The University pays for my smartphone. Am I expected to answer calls on it outside of regular work hours?

A: Speak with your supervisor about expectations for availability outside of work hours.

Under this new policy, is my supervisor allowed to contact me (call, email or text) outside of work hours?

A: The Disconnecting from Work policy is meant to reinforce respectful boundaries for contacting employees outside of working hours.

While employees are permitted to contact each other outside of regular work hours, the policy encourages everyone to be respectful of each other’s time away from work.
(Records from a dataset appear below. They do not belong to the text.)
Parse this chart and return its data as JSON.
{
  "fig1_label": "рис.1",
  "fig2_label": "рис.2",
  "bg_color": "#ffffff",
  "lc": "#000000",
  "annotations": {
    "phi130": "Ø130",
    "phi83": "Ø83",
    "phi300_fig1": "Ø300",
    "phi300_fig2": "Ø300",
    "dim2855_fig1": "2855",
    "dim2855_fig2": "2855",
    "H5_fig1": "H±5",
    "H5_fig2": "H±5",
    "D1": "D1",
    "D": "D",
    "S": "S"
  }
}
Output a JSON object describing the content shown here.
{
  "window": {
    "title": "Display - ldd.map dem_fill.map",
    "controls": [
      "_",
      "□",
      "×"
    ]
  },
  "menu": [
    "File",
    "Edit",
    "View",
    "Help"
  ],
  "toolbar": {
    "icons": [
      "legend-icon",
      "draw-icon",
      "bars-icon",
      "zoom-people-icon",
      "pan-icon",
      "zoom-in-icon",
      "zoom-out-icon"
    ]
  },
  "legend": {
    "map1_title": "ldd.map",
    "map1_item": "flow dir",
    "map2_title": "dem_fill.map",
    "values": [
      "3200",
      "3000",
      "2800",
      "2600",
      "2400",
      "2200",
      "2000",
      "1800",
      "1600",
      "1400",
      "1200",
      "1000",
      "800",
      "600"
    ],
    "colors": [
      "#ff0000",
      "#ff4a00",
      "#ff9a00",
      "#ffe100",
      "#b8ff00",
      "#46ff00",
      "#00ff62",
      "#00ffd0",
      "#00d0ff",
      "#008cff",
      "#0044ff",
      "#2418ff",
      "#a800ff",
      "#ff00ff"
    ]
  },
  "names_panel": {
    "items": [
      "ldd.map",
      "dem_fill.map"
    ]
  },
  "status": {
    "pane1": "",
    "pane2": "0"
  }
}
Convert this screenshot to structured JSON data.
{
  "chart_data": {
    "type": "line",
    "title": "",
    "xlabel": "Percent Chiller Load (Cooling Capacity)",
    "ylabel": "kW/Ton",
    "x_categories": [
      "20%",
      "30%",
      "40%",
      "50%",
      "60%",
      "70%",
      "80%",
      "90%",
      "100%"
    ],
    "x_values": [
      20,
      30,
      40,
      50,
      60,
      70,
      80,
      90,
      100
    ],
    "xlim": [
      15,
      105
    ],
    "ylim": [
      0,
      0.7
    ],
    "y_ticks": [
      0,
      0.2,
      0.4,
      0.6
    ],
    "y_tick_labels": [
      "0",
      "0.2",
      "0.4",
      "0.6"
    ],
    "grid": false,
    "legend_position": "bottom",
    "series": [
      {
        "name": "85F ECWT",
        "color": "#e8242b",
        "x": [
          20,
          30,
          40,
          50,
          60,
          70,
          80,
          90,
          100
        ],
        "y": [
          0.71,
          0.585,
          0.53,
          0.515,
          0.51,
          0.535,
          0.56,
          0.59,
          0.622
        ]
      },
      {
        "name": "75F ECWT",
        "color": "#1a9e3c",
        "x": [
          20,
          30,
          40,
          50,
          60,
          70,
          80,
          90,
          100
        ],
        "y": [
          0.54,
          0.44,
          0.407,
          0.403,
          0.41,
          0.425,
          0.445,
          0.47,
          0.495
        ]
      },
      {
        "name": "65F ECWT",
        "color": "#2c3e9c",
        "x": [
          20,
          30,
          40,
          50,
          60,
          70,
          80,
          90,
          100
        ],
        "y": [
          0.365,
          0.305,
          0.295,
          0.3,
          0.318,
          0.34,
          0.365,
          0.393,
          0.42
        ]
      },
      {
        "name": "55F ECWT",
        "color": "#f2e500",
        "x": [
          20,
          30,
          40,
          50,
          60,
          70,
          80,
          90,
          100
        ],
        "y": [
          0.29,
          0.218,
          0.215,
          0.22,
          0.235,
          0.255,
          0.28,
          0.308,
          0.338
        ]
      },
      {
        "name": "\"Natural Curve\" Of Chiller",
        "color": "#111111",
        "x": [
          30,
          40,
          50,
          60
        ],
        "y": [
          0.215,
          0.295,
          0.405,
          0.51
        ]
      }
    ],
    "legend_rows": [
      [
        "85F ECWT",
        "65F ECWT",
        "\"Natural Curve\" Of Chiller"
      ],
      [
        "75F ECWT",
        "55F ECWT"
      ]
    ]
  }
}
The policy may be used to set expectations around situations when it is necessary to contact someone outside of work hours (e.g., an emergency) and when that contact can wait.

Instead of sending an email or making a call after hours when you happen to be thinking about a work topic, wait and reach out in the morning. Disconnecting from work is essential to work-life balance and mental health.

What does “disconnecting from work” mean?

A: The term “disconnecting from work” is defined in the Employment Standards Act, 2000 to mean not engaging in work-related communications, including emails, telephone calls, video calls or sending or reviewing other messages, to be free from the performance of work.

What happens if someone continues to expect me to work outside of my regularly scheduled hours?

A: If you find that colleagues or others in the University are preventing you from disconnecting outside of work, report your concerns or issues in writing to your immediate supervisor.

If you are concerned that your supervisor is not following the requirements in the policy, contact your HR consultant or your FASR consultant.